Perhaps this simple simulation will convince you. Here I've got 5 batches with 2 samples in each batch. For est1, I estimate the variance directly from the linear model. In contrast, for est2, I estimate the variance of the residuals.

est1 <- est2 <- list()
for (it in 1:1000){
    y <- rnorm(10) # True variance of 1
    batch <- factor(rep(1:5, each=2))
    fit <- lm(y~batch)
    est1[[it]] <- summary(fit)$sigma^2
    est2[[it]] <- var(residuals(fit))
}
mean(unlist(est1)) # gives me something close to 1
mean(unlist(est2)) # gives me something close to 0.55

So you can see that the latter approach will systematically underestimate the true variance. This is because it thinks that we have 9 residual degrees of freedom, whereas we only actually have 5 (one per batch in the linear model).
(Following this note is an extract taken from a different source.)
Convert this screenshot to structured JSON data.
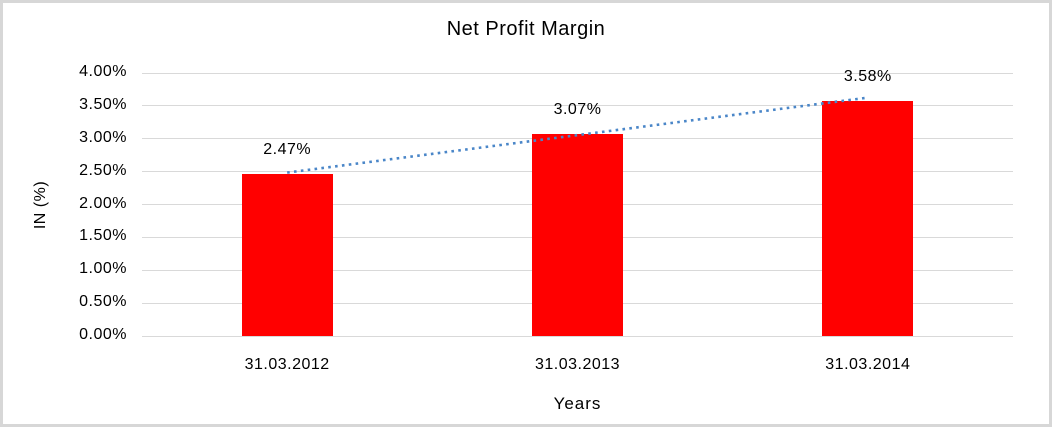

Now, in some cases, removing uninteresting effects beforehand is necessary if your downstream procedures can't handle them, e.g., when making heatmaps, PCA plots. This is probably okay, as underestimation of the variance isn't a big deal for visualization. However, if you want to do hypothesis testing, you need to be more quantitative, and that includes accounting for estimation uncertainty for the uninteresting coefficients. See ?removeBatchEffect for similar sentiments.